Pruning maintains a reasonable shape and size. Pruning removes dead, diseased or spindly growth and stimulates new growth and flower production. Pruning increases air circulation within the center of the bush and therefore helps reduce fungal problems on the foliage. Remove dead canes and any dead stubs from live canes. Remove any canes with stem canker or fungal diseases by cutting the infected cane below the diseased area. Then clean out any weak, spindly growth and interior clutter. Next, cut off the twiggy ends of each cane, eventually removing at least one-third of every cane. Make all cuts at a 45° angle, about 1/4-inch above a bud eye that faces away from the center of the rose bush. This way, growth will be directed outward, and the center of the bush will remain open for good air circulation.

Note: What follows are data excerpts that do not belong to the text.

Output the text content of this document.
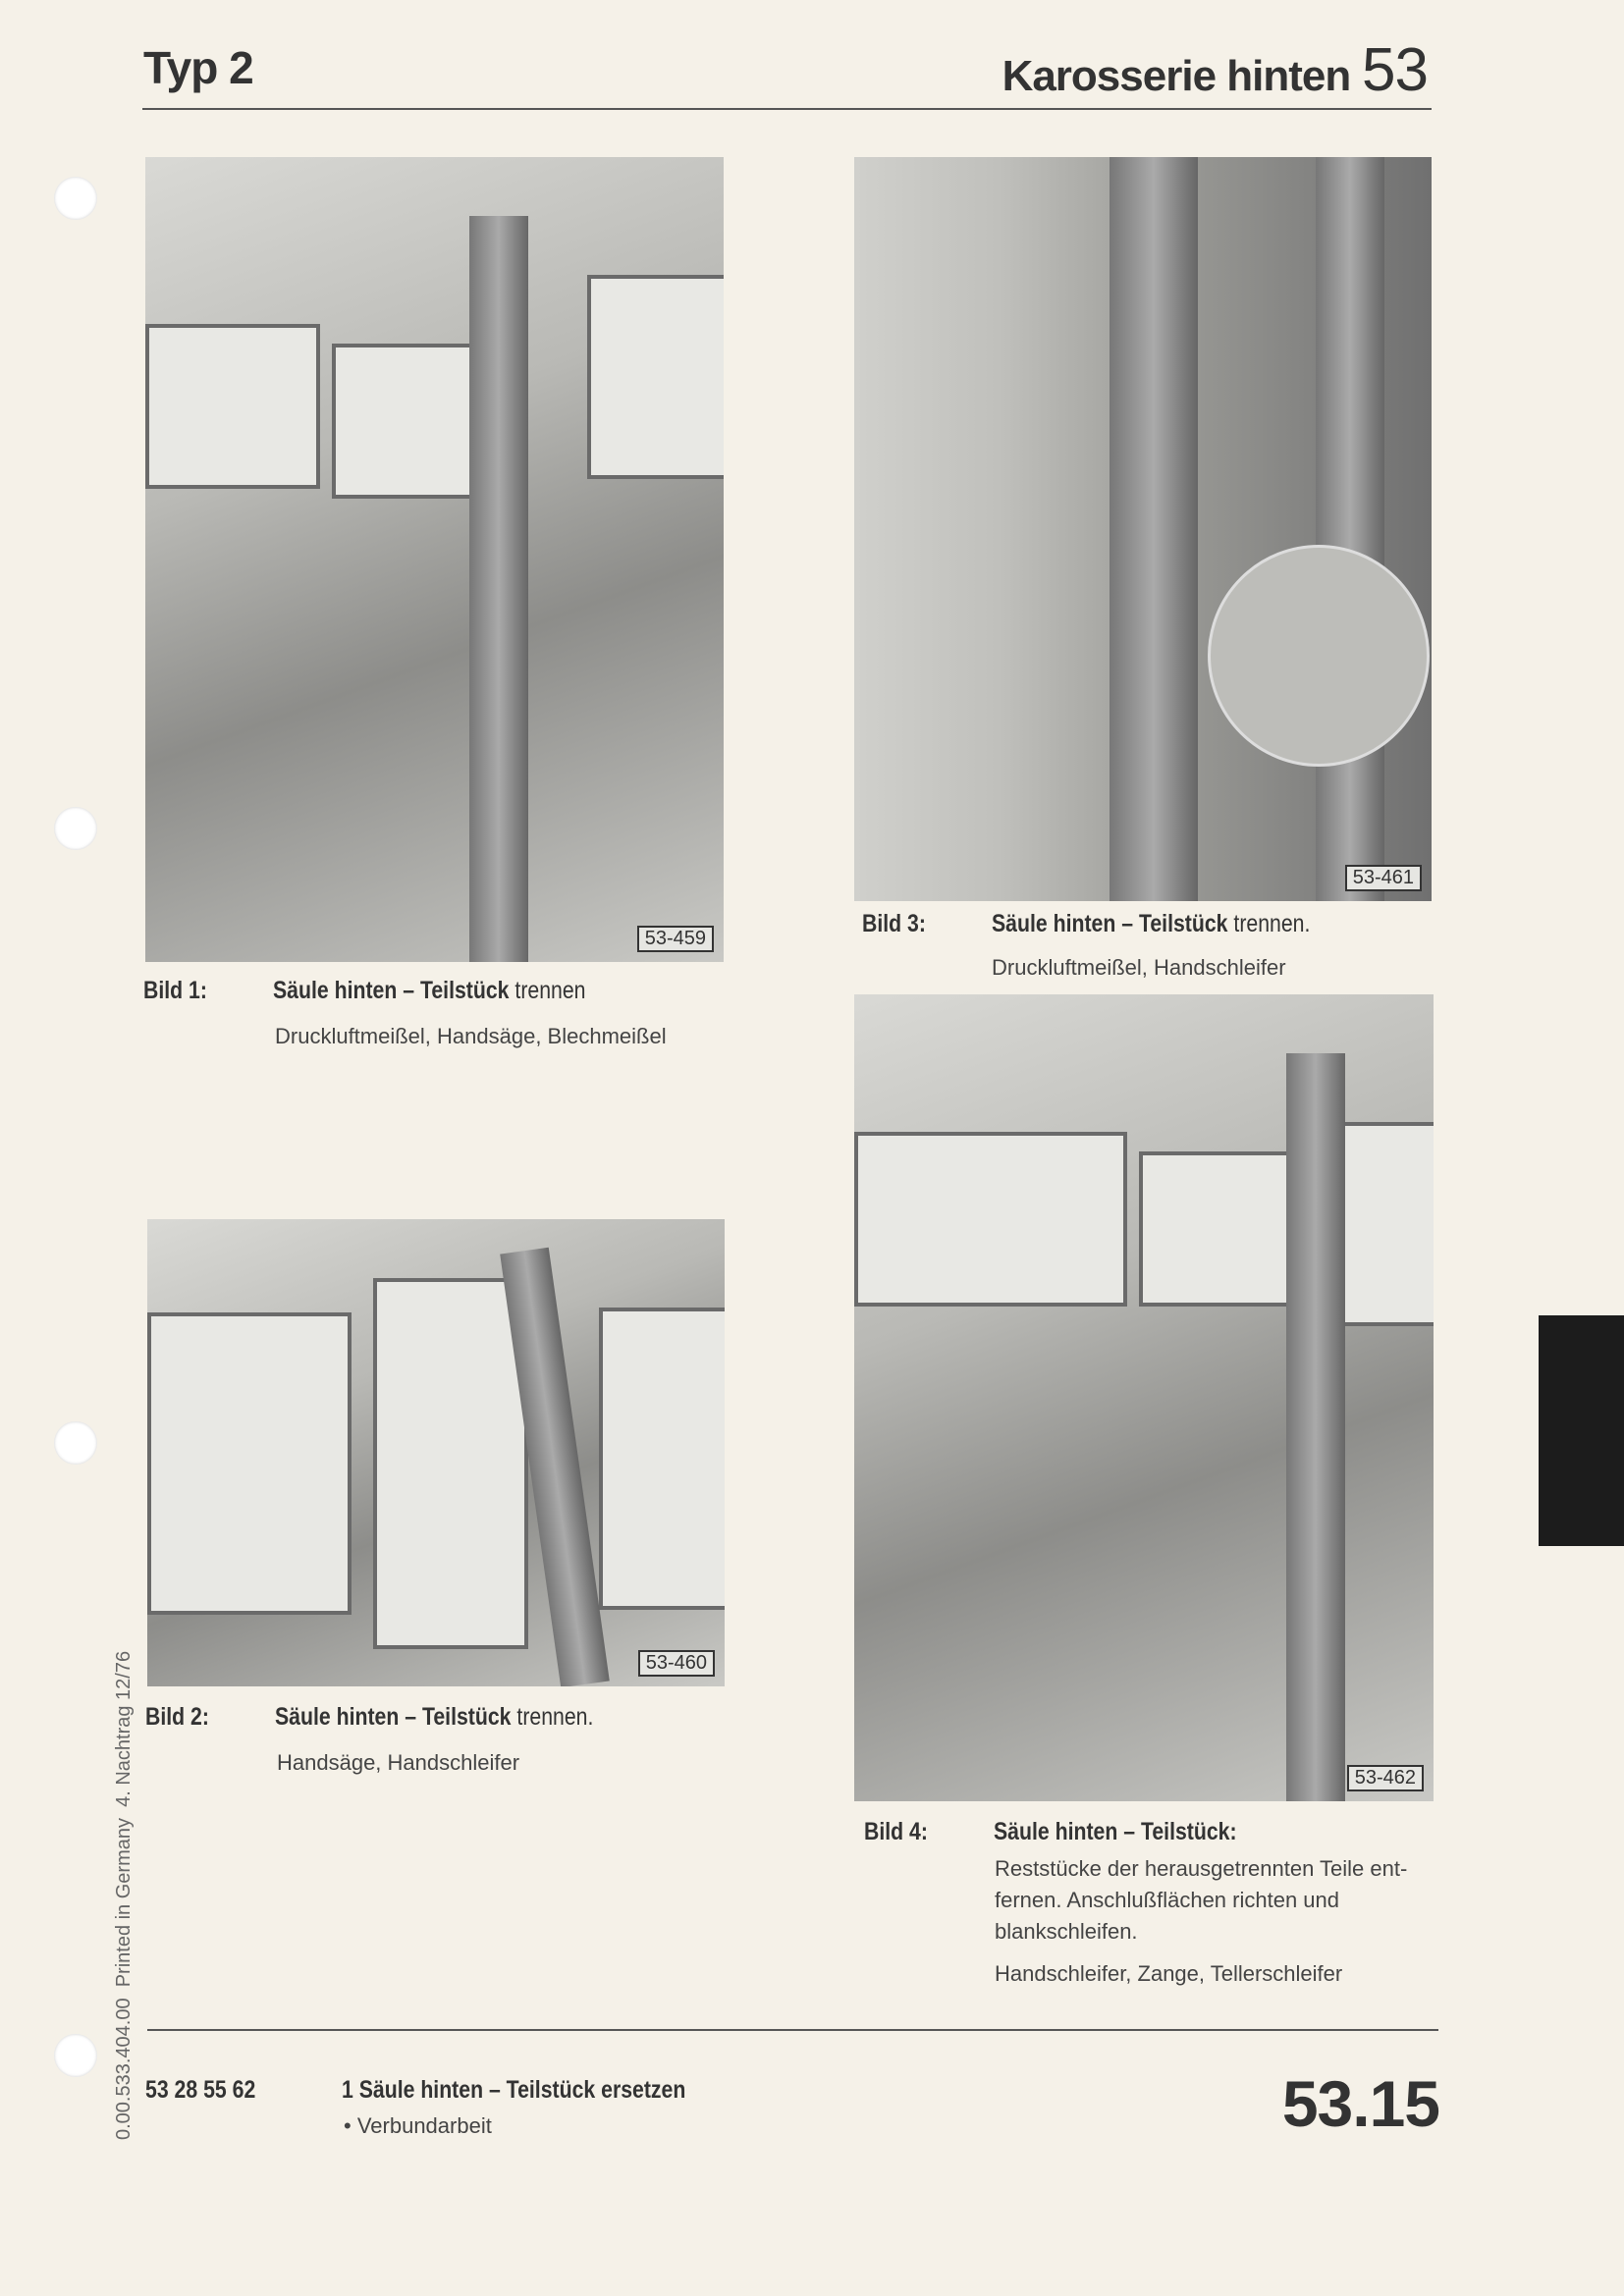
Typ 2	Karosserie hinten 53
53-459
Bild 1:	Säule hinten – Teilstück trennen
Druckluftmeißel, Handsäge, Blechmeißel
53-461
Bild 3:	Säule hinten – Teilstück trennen.
Druckluftmeißel, Handschleifer
53-462
Bild 4:	Säule hinten – Teilstück:
Reststücke der herausgetrennten Teile ent-
fernen. Anschlußflächen richten und
blankschleifen.
Handschleifer, Zange, Tellerschleifer
53-460
Bild 2:	Säule hinten – Teilstück trennen.
Handsäge, Handschleifer
0.00.533.404.00  Printed in Germany  4. Nachtrag 12/76 53 28 55 62	1 Säule hinten – Teilstück ersetzen
• Verbundarbeit	53.15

Rose Rosette Disease (RRD)
A plant virus, called the rose rosette virus, which only affects roses, causes RRD. All roses are susceptible to this virus. The virus is spread by wind-borne eriophyid mites, which tend to hide in buds, on open flowers, at the base of shoots, in leaf axils or under leaf scars. The disease is transmitted when an infected mite feeds on a healthy plant. The mites can crawl from one bush to another if the bushes are touching. The wind can carry the mites over longer distances. Infected mites can also be carried to new rose bushes on gloves, clothing or tools.

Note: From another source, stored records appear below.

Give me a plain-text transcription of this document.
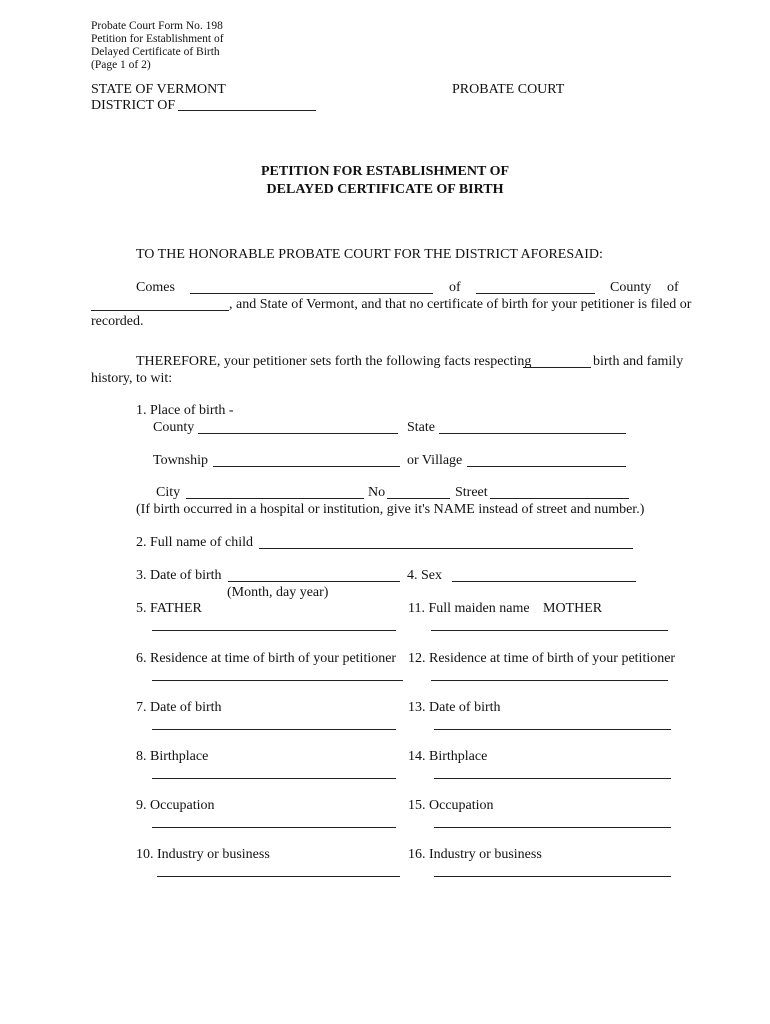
Probate Court Form No. 198
Petition for Establishment of
Delayed Certificate of Birth
(Page 1 of 2)
STATE OF VERMONT	PROBATE COURT
DISTRICT OF
PETITION FOR ESTABLISHMENT OF
DELAYED CERTIFICATE OF BIRTH
TO THE HONORABLE PROBATE COURT FOR THE DISTRICT AFORESAID:
Comes	of	County of
, and State of Vermont, and that no certificate of birth for your petitioner is filed or
recorded.
THEREFORE, your petitioner sets forth the following facts respecting	birth and family
history, to wit:
1. Place of birth -
County	State
Township	or Village
City	No	Street
(If birth occurred in a hospital or institution, give it's NAME instead of street and number.)
2. Full name of child
3. Date of birth	4. Sex
(Month, day year)
5. FATHER	11. Full maiden name MOTHER
6. Residence at time of birth of your petitioner 12. Residence at time of birth of your petitioner
7. Date of birth	13. Date of birth
8. Birthplace	14. Birthplace
9. Occupation	15. Occupation
10. Industry or business	16. Industry or business
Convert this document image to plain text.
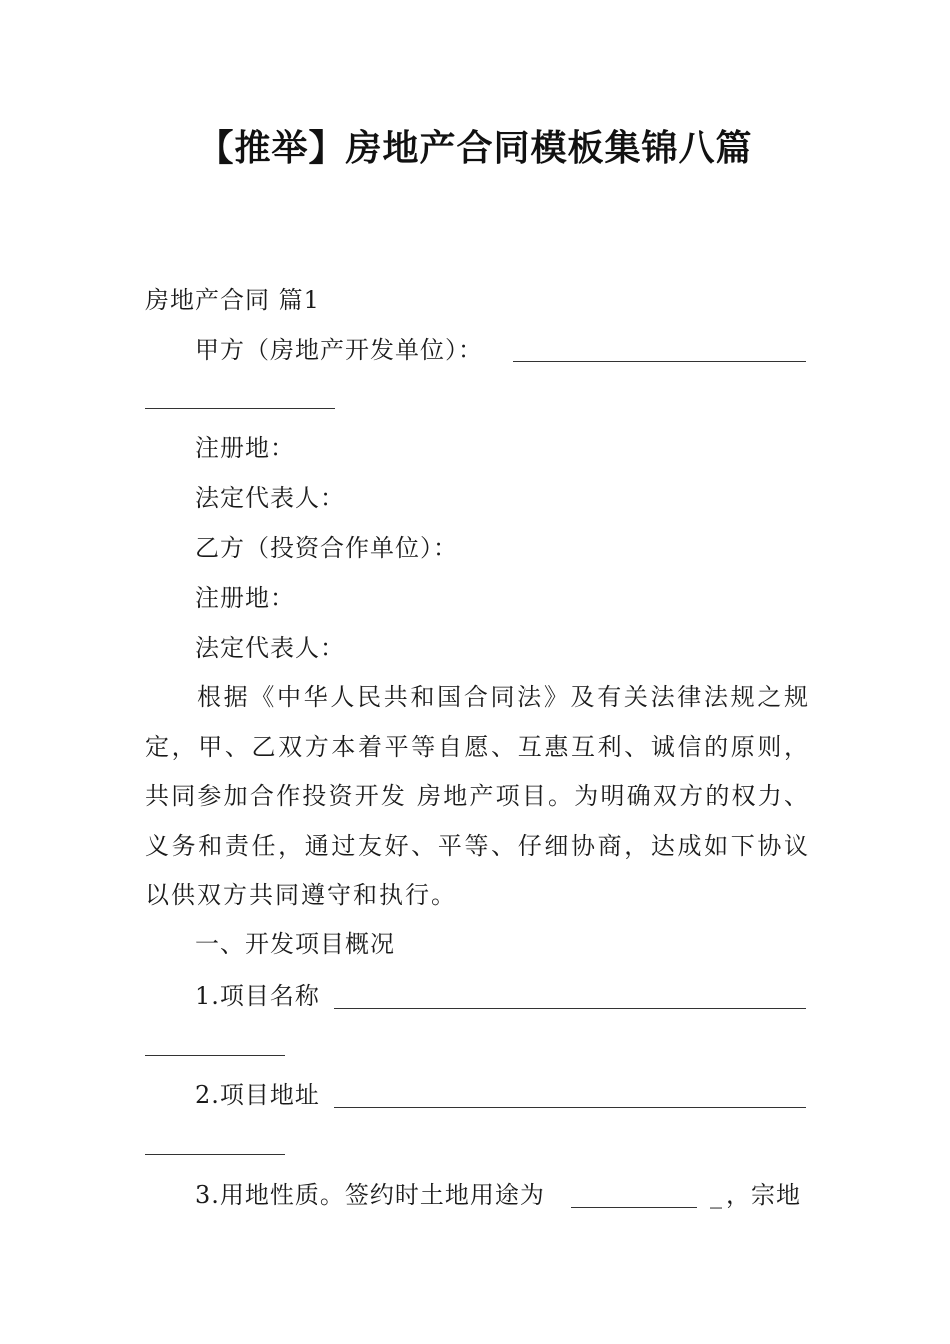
【推举】房地产合同模板集锦八篇
房地产合同 篇1
甲方（房地产开发单位）：
注册地：
法定代表人：
乙方（投资合作单位）：
注册地：
法定代表人：
根据《中华人民共和国合同法》及有关法律法规之规定，甲、乙双方本着平等自愿、互惠互利、诚信的原则，共同参加合作投资开发 房地产项目。为明确双方的权力、义务和责任，通过友好、平等、仔细协商，达成如下协议以供双方共同遵守和执行。
一、开发项目概况
1.项目名称
2.项目地址
3.用地性质。签约时土地用途为	_ ，宗地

A few weeks to months after infection, plants begin to show symptoms of RRD. These symptoms include elongated shoots, red or yellow mottling of leaves, unusual red color of terminal growth, distorted leaves, excessive prickles (thorns), thickened stems, witches’ broom (brush-like cluster of shoots or branches), distorted flowers or flowers that fail to open fully, branch dieback, reduced winter hardiness and increased susceptibility to other diseases. The infected plants soon become eyesores in the landscape.
Once a plant is infected with the virus, there is no cure. Even pruning out the affected parts of the plant will not eliminate the virus. The only solution is to remove the plants – roots and all – and discard. Do not place discarded plants in the compost pile. If you want to replace the diseased roses with more roses, consider waiting one to two months before doing so – just to make sure no shoots come up from any roots left in the soil. If shoots appear, remove them and the roots from which they are growing. When you do replace with more roses, plant them farther apart and interplant them with shrubs, ornamental grasses or tall perennials to keep the mites from crawling from one rose bush to another. Mixed plantings disrupt the disease cycle and slow the spread of the virus.

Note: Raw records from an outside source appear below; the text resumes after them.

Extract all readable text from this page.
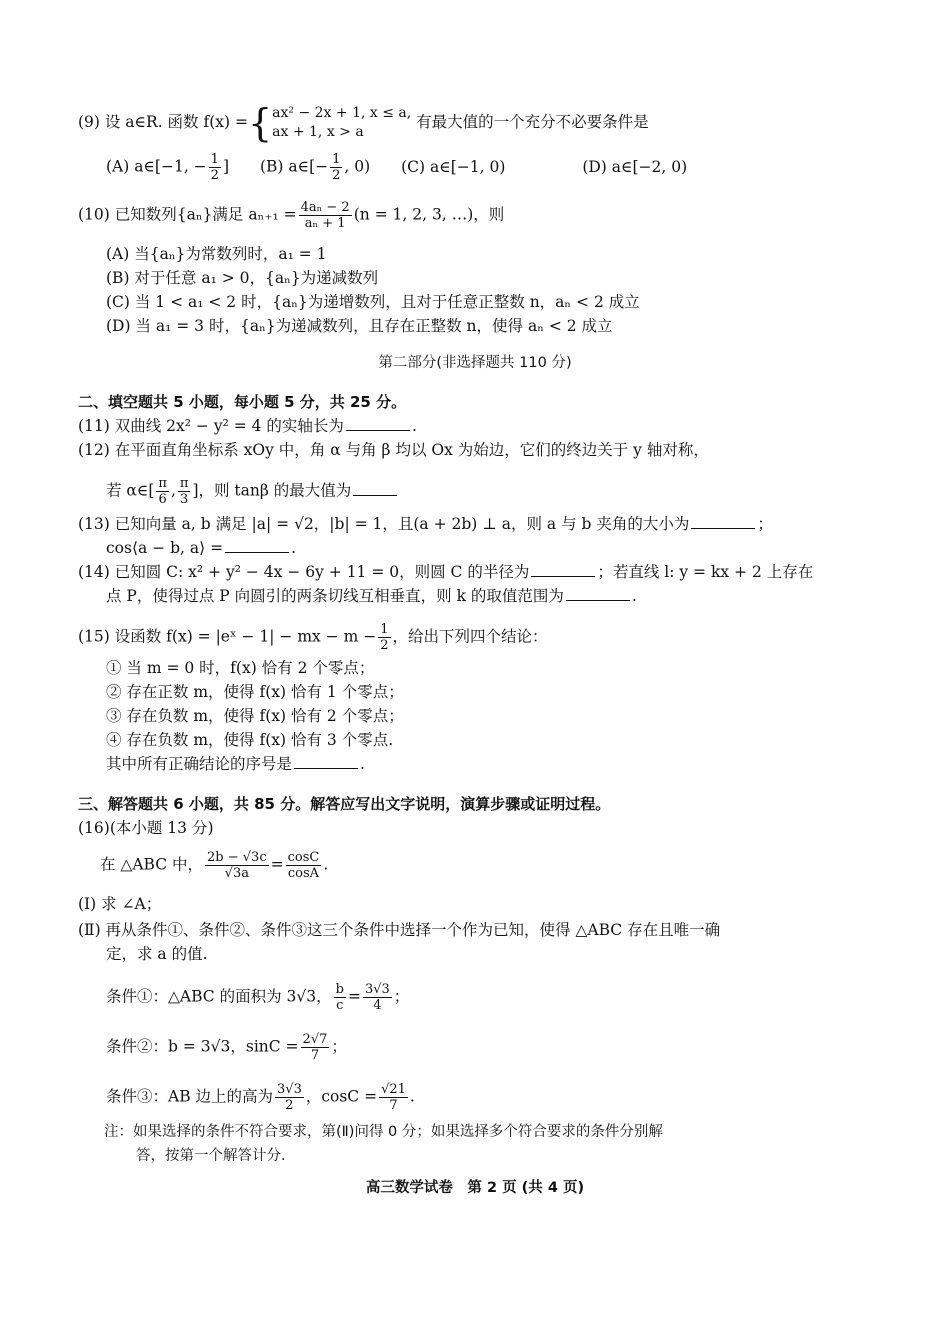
(9) 设 a∈R. 函数 f(x) ={ ax² − 2x + 1, x ≤ a,
ax + 1, x > a
有最大值的一个充分不必要条件是
(A) a∈[−1, − $\frac{1}{2}$ ] (B) a∈[− $\frac{1}{2}$ , 0) (C) a∈[−1, 0)	(D) a∈[−2, 0)
(10) 已知数列{aₙ}满足 $a_{n+1} = \frac{\text{4aₙ − 2}}{\text{aₙ + 1}} (n = 1$, 2, 3, …)，则
(A) 当{aₙ}为常数列时，a₁ = 1
(B) 对于任意 a₁ > 0，{aₙ}为递减数列
(C) 当 1 < a₁ < 2 时，{aₙ}为递增数列，且对于任意正整数 n，aₙ < 2 成立
(D) 当 a₁ = 3 时，{aₙ}为递减数列，且存在正整数 n，使得 aₙ < 2 成立
第二部分(非选择题共 110 分)
二、填空题共 5 小题，每小题 5 分，共 25 分。
(11) 双曲线 2x² − y² = 4 的实轴长为	.
(12) 在平面直角坐标系 xOy 中，角 α 与角 β 均以 Ox 为始边，它们的终边关于 y 轴对称，
若 α∈[ $\frac{\pi}{6}$ , $\frac{\pi}{3}$ ]，则 tanβ 的最大值为
(13) 已知向量 a, b 满足 |a| = √2，|b| = 1，且(a + 2b) ⊥ a，则 a 与 b 夹角的大小为	；
cos⟨a − b, a⟩ =	.
(14) 已知圆 C: x² + y² − 4x − 6y + 11 = 0，则圆 C 的半径为	；若直线 l: y = kx + 2 上存在
点 P，使得过点 P 向圆引的两条切线互相垂直，则 k 的取值范围为	.
(15) 设函数 f(x) = |eˣ − 1| − mx − $m - \frac{1}{2}$ ，给出下列四个结论：
① 当 m = 0 时，f(x) 恰有 2 个零点；
② 存在正数 m，使得 f(x) 恰有 1 个零点；
③ 存在负数 m，使得 f(x) 恰有 2 个零点；
④ 存在负数 m，使得 f(x) 恰有 3 个零点.
其中所有正确结论的序号是	.
三、解答题共 6 小题，共 85 分。解答应写出文字说明，演算步骤或证明过程。
(16)(本小题 13 分)
在 △ABC 中， $\frac{2b - √3c}{√3a} = \frac{\cos C}{\cos A}$ .
(Ⅰ) 求 ∠A；
(Ⅱ) 再从条件①、条件②、条件③这三个条件中选择一个作为已知，使得 △ABC 存在且唯一确
定，求 a 的值.
条件①：△ABC 的面积为 3√3， $\frac{b}{c} = \frac{3√3}{4}$ ；
条件②：b = 3√3，$\sin C = \frac{2√7}{7}$ ；
条件③：AB 边上的高为 $\frac{3√3}{2}$ ，$\cos C = \frac{√21}{7}$ .
注：如果选择的条件不符合要求，第(Ⅱ)问得 0 分；如果选择多个符合要求的条件分别解
答，按第一个解答计分.
高三数学试卷　第 2 页 (共 4 页)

If you want to learn more about rose rosette disease, go to www.agrilifebookstore.org and search for publication EPLP-010.
In spite of old and new challenges in growing roses, rose lovers still think it’s worth it to grow these shrubs that produce such beautiful and often fragrant flowers. With proper selection and management of your roses, you can grow and enjoy these beloved shrubs in your own landscape for years to come.